A and B, Hematoxylin and Eosin (H&E) sections show focal perimysial and perivascular non-granulomatous inflammation in a background of non-necrotizing muscle fibers (magnification 40X).
Histological sections from the biceps muscle show focal areas of perimysial and perivascular inflammation in non-necrotizing muscle fibers. A, H&E sections of inflammation; B, inflammation with CD4- T-cells; and C, CD8- T-cells; D, predominant CD20+ B-cells; E, CD68+ macrophages; F, MHC-class I expression in the focal inflammation (magnification 20X).
Serological tests for paraneoplastic antibodies, including anti-Hu and DNAse, were undetected (normal range of anti-Hu less than 1:50 titer) and 104 (normal range < 301 u/L), respectively. Acetylcholine receptor (AChR) antibodies were 0.66 nmol/L (normal range < 0.25 nmol/L), while VGCC receptor antibody was 58.1 pmol/L (normal range < 40 pmol/L).

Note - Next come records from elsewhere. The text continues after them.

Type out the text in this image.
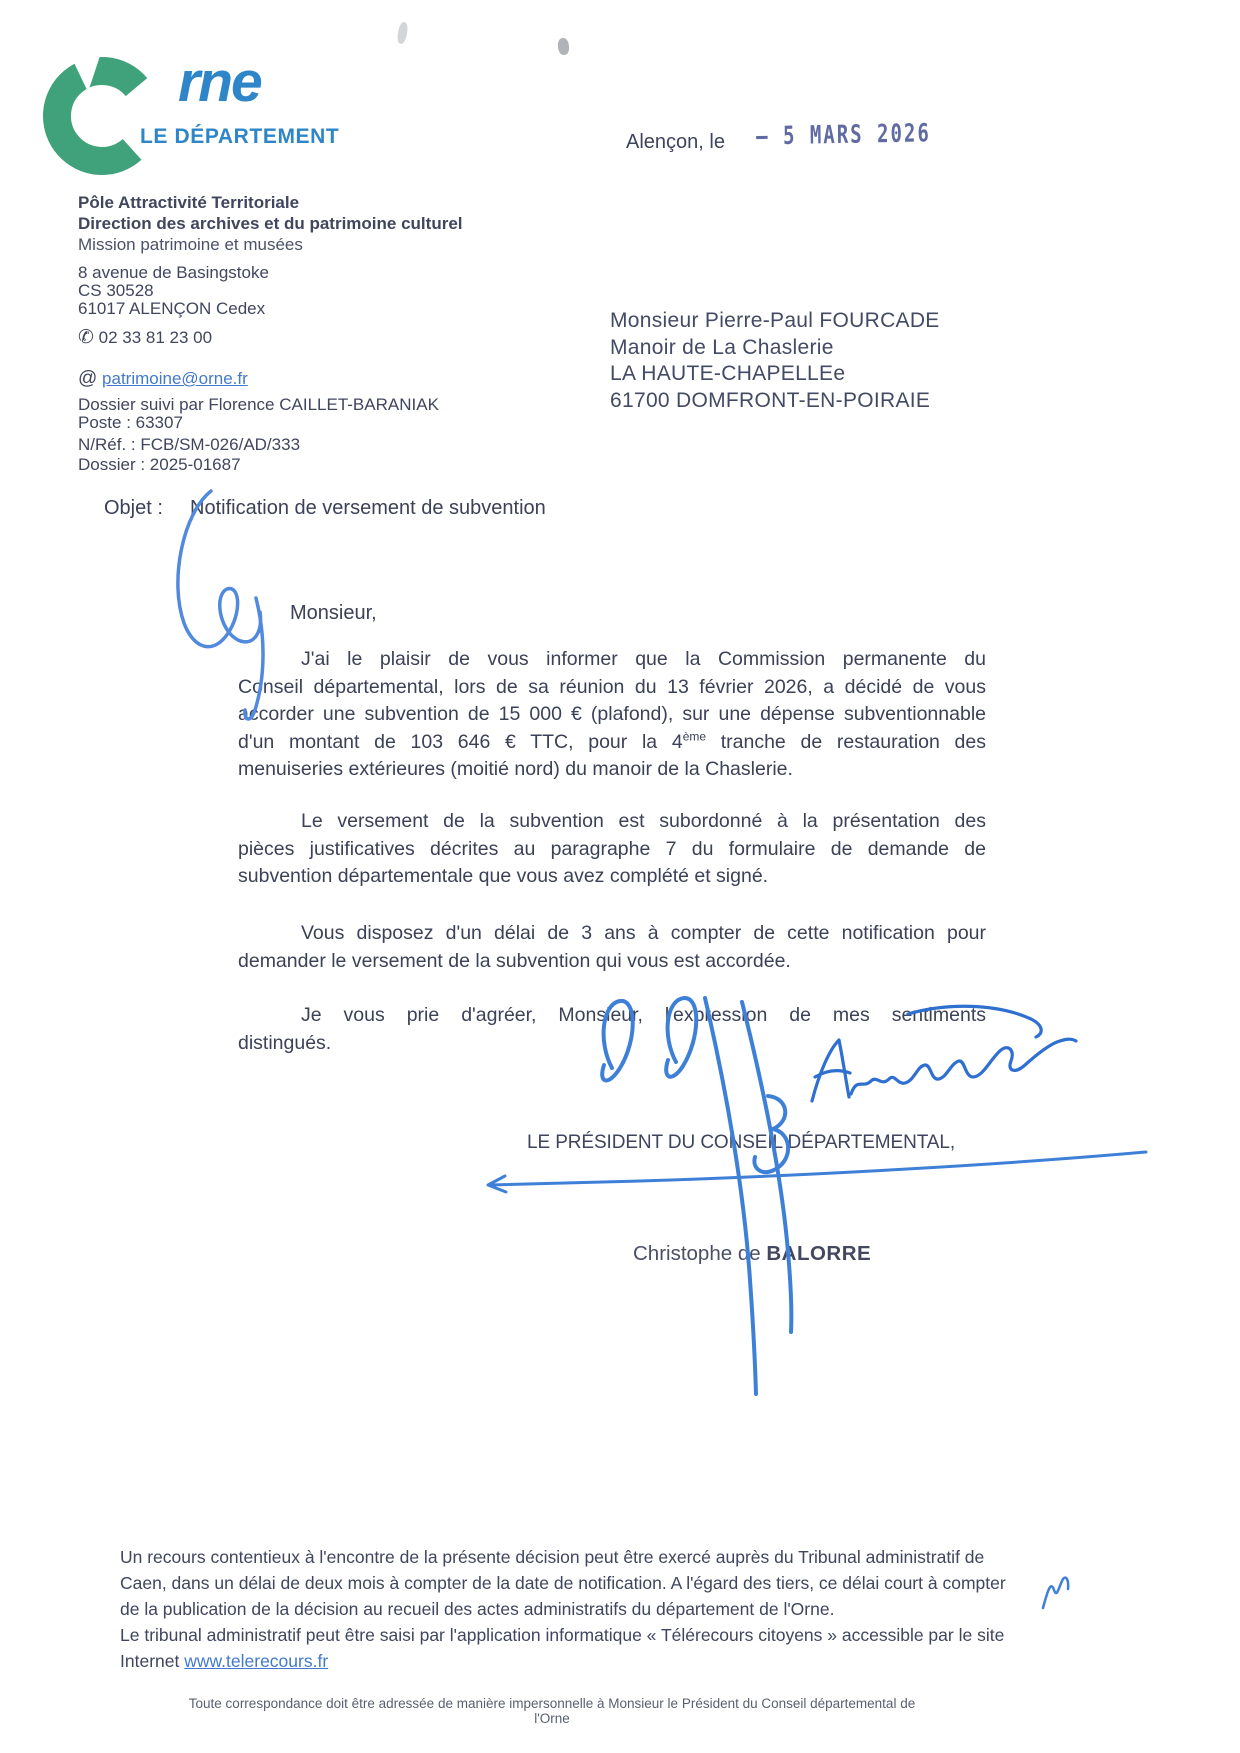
rne
LE DÉPARTEMENT	Alençon, le – 5 MARS 2026
Pôle Attractivité Territoriale
Direction des archives et du patrimoine culturel
Mission patrimoine et musées
8 avenue de Basingstoke
CS 30528
61017 ALENÇON Cedex
✆ 02 33 81 23 00
@ patrimoine@orne.fr
Dossier suivi par Florence CAILLET-BARANIAK
Poste : 63307
N/Réf. : FCB/SM-026/AD/333
Dossier : 2025-01687
Monsieur Pierre-Paul FOURCADE
Manoir de La Chaslerie
LA HAUTE-CHAPELLEe
61700 DOMFRONT-EN-POIRAIE
Objet : Notification de versement de subvention
Monsieur,
J'ai le plaisir de vous informer que la Commission permanente du
Conseil départemental, lors de sa réunion du 13 février 2026, a décidé de vous
accorder une subvention de 15 000 € (plafond), sur une dépense subventionnable
d'un montant de 103 646 € TTC, pour la 4ème tranche de restauration des
menuiseries extérieures (moitié nord) du manoir de la Chaslerie.
Le versement de la subvention est subordonné à la présentation des
pièces justificatives décrites au paragraphe 7 du formulaire de demande de
subvention départementale que vous avez complété et signé.
Vous disposez d'un délai de 3 ans à compter de cette notification pour
demander le versement de la subvention qui vous est accordée.
Je vous prie d'agréer, Monsieur, l'expression de mes sentiments
distingués.
LE PRÉSIDENT DU CONSEIL DÉPARTEMENTAL,
Christophe de BALORRE
Un recours contentieux à l'encontre de la présente décision peut être exercé auprès du Tribunal administratif de
Caen, dans un délai de deux mois à compter de la date de notification. A l'égard des tiers, ce délai court à compter
de la publication de la décision au recueil des actes administratifs du département de l'Orne.
Le tribunal administratif peut être saisi par l'application informatique « Télérecours citoyens » accessible par le site
Internet www.telerecours.fr
Toute correspondance doit être adressée de manière impersonnelle à Monsieur le Président du Conseil départemental de l'Orne
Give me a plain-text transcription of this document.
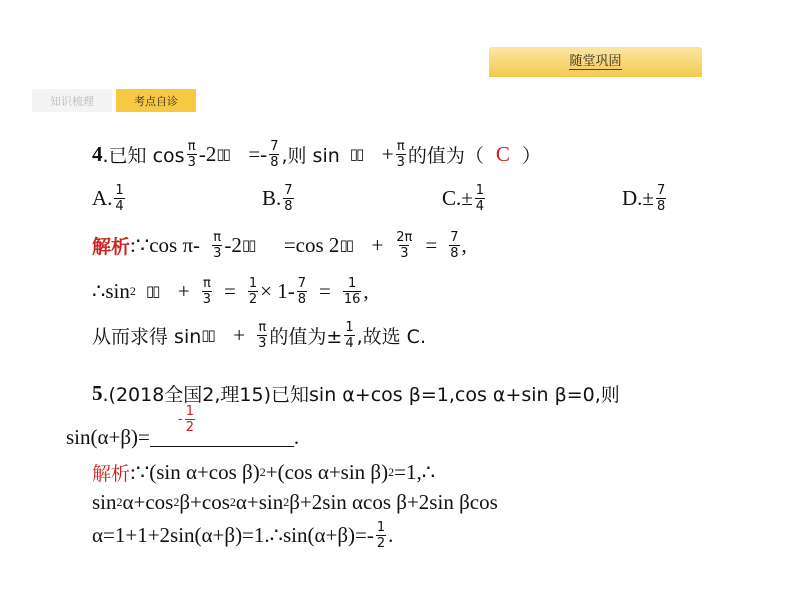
随堂巩固
知识梳理	考点自诊
4 .已知 $\cos \frac{\pi}{3} -2$ ▯▯ =- $\frac{7}{8}$ ,则 sin ▯▯ + $\frac{\pi}{3}$ 的值为（ C ）
A. $\frac{1}{4}$	B. $\frac{7}{8}$	$C.\pm \frac{1}{4}$	$D.\pm \frac{7}{8}$
解析 :∵cos $\pi- \frac{\pi}{3} -2$ ▯▯	=cos 2 ▯▯ + $\frac{2\pi}{3} = \frac{7}{8}$ ,
∴sin 2 ▯▯ + $\frac{\pi}{3} = \frac{1}{2} \times 1- \frac{7}{8} = \frac{1}{16}$ ,
从而求得 sin ▯▯ + $\frac{\pi}{3}$ 的值为± $\frac{1}{4}$ ,故选 C.
5 .(2018全国2,理15)已知sin α+cos β=1,cos α+sin β=0,则
- $\frac{1}{2}$
sin(α+β)=	.
解析 :∵(sin α+cos β) 2 +(cos α+sin β) 2 =1,∴
sin 2 α+cos 2 β+cos 2 α+sin 2 β+2sin αcos β+2sin βcos
α=1+1+2sin(α+β)=1.∴sin(α+β)=- $\frac{1}{2}$ .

Based on the clinicopathological correlation, the diagnosis was consistent with LEMS, with a predominant B-cell lymphocytic variant of inflammatory myopathy diagnosis. The patient started a LEMS treatment regimen, which included pyridostigmine bromide (60 mg tablet, QID), prednisolone (60 mg OD, tapered gradually to 10 mg OD), and azathioprine (50 mg BID). One month later, the patient showed tangible improvement in her symptoms, including muscle power and daily activity.